= Stoke-on-Trent College of Art =

Former art school in England

The Stoke-on-Trent Regional College of Art was one of three colleges that were merged in 1971 to form North Staffordshire Polytechnic (later renamed Staffordshire Polytechnic and now Staffordshire University). The College of Art achieved Regional Art College status after the Second World War, but its roots lay in the nineteenth century as it was formed from three of the Potteries’ art schools.

Although the six towns which make up Stoke-on-Trent were a relatively small conurbation, each had its own art school: those at Fenton, Hanley and Tunstall had closed by the time the Regional College of Art was created, leaving Burslem, Longton and Stoke.

== Burslem ==
Burslem School of Art was perhaps the best known art school in the Potteries. It was provided with a fine building in 1905. Burslem continued to be the home of the Department of Fine Art for some years after the formation of North Staffordshire Polytechnic. Staff at Burslem included Arthur Berry who taught at the Polytechnic until 1985 by which time Fine Art had moved to College Road.

== Longton ==
The Departments of Ceramics and Fashion and Textiles were housed in the Sutherland Institute, Longton.
In 1962 the Advanced Diploma in Art & Design (Ceramics) was offered by the Stoke-on-Trent Regional College of Art. Later, with the merger of the National Council for Diplomas in Art & Design and the Council for National Academic Awards, this was to become the first MA (Master of Arts) postgraduate course in North Staffordshire Polytechnic.
After the formation of the North Staffordshire Polytechnic, Colin Melbourne, the sculptor and ceramic designer, who was Head of Ceramic Design at Longton became Head of Fine Arts in the new institution.

== Stoke==
The Stoke College of Art was housed in the Herbert Minton Building in London Road from the mid-1850s. Amongst the artists who were educated in the Stoke School was Arnold Machin the sculptor, who designed the portrait of the Queen which has appeared on postage stamps since 1967 (the Machin series).
In 1964 Graphic Design & Printing relocated to the Technical College site in Stoke (the present Staffordshire University College Road campus). Printing education was a key feature of the Stoke School and many advances in ceramic transfer printing (particularly in offset lithography) were first developed there by the Deardens (father and son) before their wider adoption by the ceramics industry.

==Developments in art education at North Staffordshire Polytechnic==
In 1973 the departments of Graphic Design and Three-Dimensional Design (the latter being the renamed Department of Ceramics) combined their resources to offer a new and unique course in Multidisciplinary Design. This concept of multidisciplinary design echoed much of the philosophy of the Bauhaus of the 1920s and 1930s. Students were able to choose from a range of design subject areas and to combine them in solving design problems often located in the local community. The design disciplines available then were: typography; illustration, scientific & medical illustration; photography; audio-visual communication; textiles; industrial ceramics; ceramic sculpture; glass; silverware & jewellery; and product design.

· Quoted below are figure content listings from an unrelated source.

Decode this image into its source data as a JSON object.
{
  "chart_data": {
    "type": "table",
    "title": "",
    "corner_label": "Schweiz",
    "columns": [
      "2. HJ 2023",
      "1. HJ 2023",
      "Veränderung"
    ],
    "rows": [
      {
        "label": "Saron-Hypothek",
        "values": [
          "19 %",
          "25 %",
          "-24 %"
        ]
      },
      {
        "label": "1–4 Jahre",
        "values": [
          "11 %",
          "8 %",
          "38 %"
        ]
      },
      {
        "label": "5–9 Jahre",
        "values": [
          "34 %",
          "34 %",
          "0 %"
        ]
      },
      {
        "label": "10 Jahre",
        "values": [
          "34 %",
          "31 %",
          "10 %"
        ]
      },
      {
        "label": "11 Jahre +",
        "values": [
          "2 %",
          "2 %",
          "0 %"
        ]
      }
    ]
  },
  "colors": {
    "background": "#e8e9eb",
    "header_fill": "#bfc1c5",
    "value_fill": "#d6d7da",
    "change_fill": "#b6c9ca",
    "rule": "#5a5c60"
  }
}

In the early 1970s, the Department of the History of Art & Design and Complementary Studies was established. Again this was forward-looking in establishing the study of the history of art and design as an academic discipline in its own right.

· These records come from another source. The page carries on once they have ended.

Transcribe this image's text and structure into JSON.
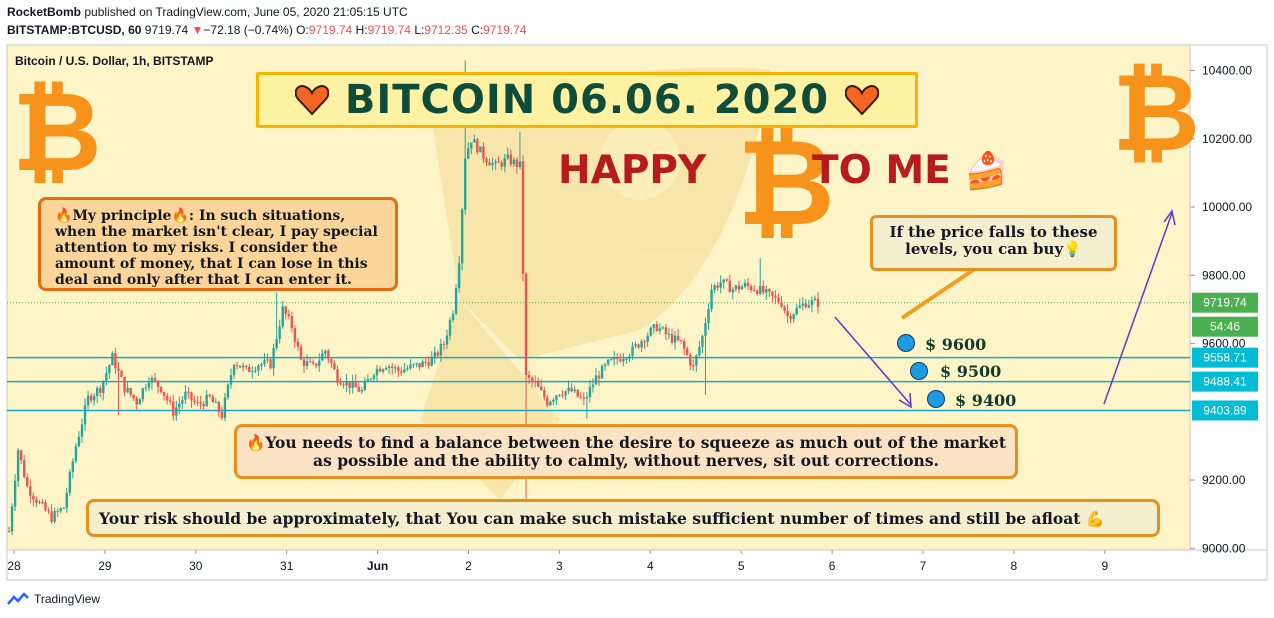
{
  "header": {
    "author": "RocketBomb",
    "published_text": "published on TradingView.com, June 05, 2020 21:05:15 UTC",
    "symbol_line": "BITSTAMP:BTCUSD, 60",
    "last": "9719.74",
    "change_arrow": "▼",
    "change": "−72.18 (−0.74%)",
    "o_label": "O:",
    "o": "9719.74",
    "h_label": "H:",
    "h": "9719.74",
    "l_label": "L:",
    "l": "9712.35",
    "c_label": "C:",
    "c": "9719.74"
  },
  "chart_data": {
    "type": "candlestick",
    "instrument": "Bitcoin / U.S. Dollar, 1h, BITSTAMP",
    "x_tick_labels": [
      "28",
      "29",
      "30",
      "31",
      "Jun",
      "2",
      "3",
      "4",
      "5",
      "6",
      "7",
      "8",
      "9"
    ],
    "y_tick_labels": [
      "10400.00",
      "10200.00",
      "10000.00",
      "9800.00",
      "9600.00",
      "9200.00",
      "9000.00"
    ],
    "ylim": [
      8995,
      10475
    ],
    "last_price_label": "9719.74",
    "countdown_label": "54:46",
    "horizontal_levels": [
      {
        "label": "9558.71",
        "value": 9558.71
      },
      {
        "label": "9488.41",
        "value": 9488.41
      },
      {
        "label": "9403.89",
        "value": 9403.89
      }
    ],
    "price_path": [
      {
        "t": 0,
        "p": 9050
      },
      {
        "t": 3,
        "p": 9290
      },
      {
        "t": 6,
        "p": 9180
      },
      {
        "t": 10,
        "p": 9130
      },
      {
        "t": 14,
        "p": 9090
      },
      {
        "t": 18,
        "p": 9120
      },
      {
        "t": 22,
        "p": 9300
      },
      {
        "t": 26,
        "p": 9440
      },
      {
        "t": 30,
        "p": 9470
      },
      {
        "t": 34,
        "p": 9560
      },
      {
        "t": 38,
        "p": 9470
      },
      {
        "t": 42,
        "p": 9430
      },
      {
        "t": 46,
        "p": 9500
      },
      {
        "t": 50,
        "p": 9470
      },
      {
        "t": 54,
        "p": 9400
      },
      {
        "t": 58,
        "p": 9450
      },
      {
        "t": 62,
        "p": 9420
      },
      {
        "t": 66,
        "p": 9440
      },
      {
        "t": 70,
        "p": 9390
      },
      {
        "t": 74,
        "p": 9550
      },
      {
        "t": 78,
        "p": 9520
      },
      {
        "t": 82,
        "p": 9540
      },
      {
        "t": 86,
        "p": 9540
      },
      {
        "t": 90,
        "p": 9700
      },
      {
        "t": 93,
        "p": 9650
      },
      {
        "t": 96,
        "p": 9550
      },
      {
        "t": 100,
        "p": 9530
      },
      {
        "t": 104,
        "p": 9580
      },
      {
        "t": 108,
        "p": 9500
      },
      {
        "t": 112,
        "p": 9480
      },
      {
        "t": 116,
        "p": 9460
      },
      {
        "t": 120,
        "p": 9520
      },
      {
        "t": 124,
        "p": 9540
      },
      {
        "t": 128,
        "p": 9520
      },
      {
        "t": 132,
        "p": 9530
      },
      {
        "t": 136,
        "p": 9540
      },
      {
        "t": 140,
        "p": 9560
      },
      {
        "t": 143,
        "p": 9600
      },
      {
        "t": 146,
        "p": 9700
      },
      {
        "t": 148,
        "p": 9850
      },
      {
        "t": 150,
        "p": 10150
      },
      {
        "t": 152,
        "p": 10200
      },
      {
        "t": 156,
        "p": 10150
      },
      {
        "t": 160,
        "p": 10120
      },
      {
        "t": 164,
        "p": 10140
      },
      {
        "t": 168,
        "p": 10120
      },
      {
        "t": 170,
        "p": 9500
      },
      {
        "t": 173,
        "p": 9480
      },
      {
        "t": 177,
        "p": 9430
      },
      {
        "t": 181,
        "p": 9460
      },
      {
        "t": 185,
        "p": 9460
      },
      {
        "t": 189,
        "p": 9430
      },
      {
        "t": 193,
        "p": 9500
      },
      {
        "t": 197,
        "p": 9540
      },
      {
        "t": 201,
        "p": 9560
      },
      {
        "t": 205,
        "p": 9580
      },
      {
        "t": 209,
        "p": 9620
      },
      {
        "t": 213,
        "p": 9650
      },
      {
        "t": 217,
        "p": 9620
      },
      {
        "t": 221,
        "p": 9600
      },
      {
        "t": 225,
        "p": 9530
      },
      {
        "t": 228,
        "p": 9620
      },
      {
        "t": 231,
        "p": 9760
      },
      {
        "t": 234,
        "p": 9780
      },
      {
        "t": 238,
        "p": 9760
      },
      {
        "t": 242,
        "p": 9770
      },
      {
        "t": 246,
        "p": 9760
      },
      {
        "t": 250,
        "p": 9740
      },
      {
        "t": 254,
        "p": 9720
      },
      {
        "t": 256,
        "p": 9680
      },
      {
        "t": 259,
        "p": 9700
      },
      {
        "t": 262,
        "p": 9720
      },
      {
        "t": 266,
        "p": 9719.74
      }
    ],
    "projection_levels": [
      "$ 9600",
      "$ 9500",
      "$ 9400"
    ]
  },
  "annotations": {
    "title_text": "BITCOIN 06.06. 2020",
    "happy": "HAPPY",
    "to_me": "TO ME",
    "cake": "🍰",
    "principle_fire": "🔥",
    "principle_label": "My principle",
    "principle_text": ": In such situations, when the market isn't clear, I pay special attention to my risks. I consider the amount of money, that I can lose in this deal and only after that I can enter it.",
    "buy_text": "If the price falls to these levels, you can buy",
    "bulb": "💡",
    "level_1": "$ 9600",
    "level_2": "$ 9500",
    "level_3": "$ 9400",
    "balance_fire": "🔥",
    "balance_text": "You needs to find a balance between the desire to squeeze as much out of the market as possible and the ability to calmly, without nerves, sit out corrections.",
    "risk_text": "Your risk should be approximately, that You can make such  mistake sufficient number of times and still be afloat",
    "muscle": "💪"
  },
  "colors": {
    "up": "#26a69a",
    "down": "#ef5350",
    "level_line": "#1ba8c9",
    "accent_orange": "#f7931a",
    "arrow": "#5b3cc4",
    "last_price_bg": "#4caf50",
    "level_label_bg": "#00bcd4"
  },
  "footer": {
    "brand": "TradingView"
  },
  "icons": [
    "heart-icon",
    "bitcoin-logo-icon",
    "tradingview-logo-icon",
    "fire-icon",
    "bulb-icon",
    "cake-icon",
    "muscle-icon"
  ]
}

In the early seventies research into letterform design for cathode ray tubes was carried out in collaboration with International Computers Limited (ICL) in Kidsgrove by staff and students in the Department of Graphic Design, North Staffordshire Polytechnic. In the same period collaborative research into computer-assisted typesetting was carried out with The Monotype Corporation.

By the end of the 1970s both design departments (Graphic Design and Three-Dimensional Design) were actively involved in many aspects of information technology and computing applied to design. In this particular application of computers, the departments were pioneers and among the first in the country. In 1982 the Department of Trade and Industry sponsored an exhibition (IT82) outlining the advantages of computing and information technology for industry. The design departments were successful in persuading the DTI to locate this travelling exhibition on the College Road campus – the only visit for the north Midlands. The pioneering in the applications of computing to Design was to lead to the development of the first BTEC course in Multimedia Design. In conjunction with the Department of Computing, the first degree course in Interactive Systems Design in the United Kingdom was developed.

In the 1980s the design departments became involved in research for the computer-aided design of ceramic shapes using solid modelling techniques, and surface pattern designs using advanced computer graphics. The experience gained in this area was to be used in the early planning of the Hothouse Design Centre located in Longton.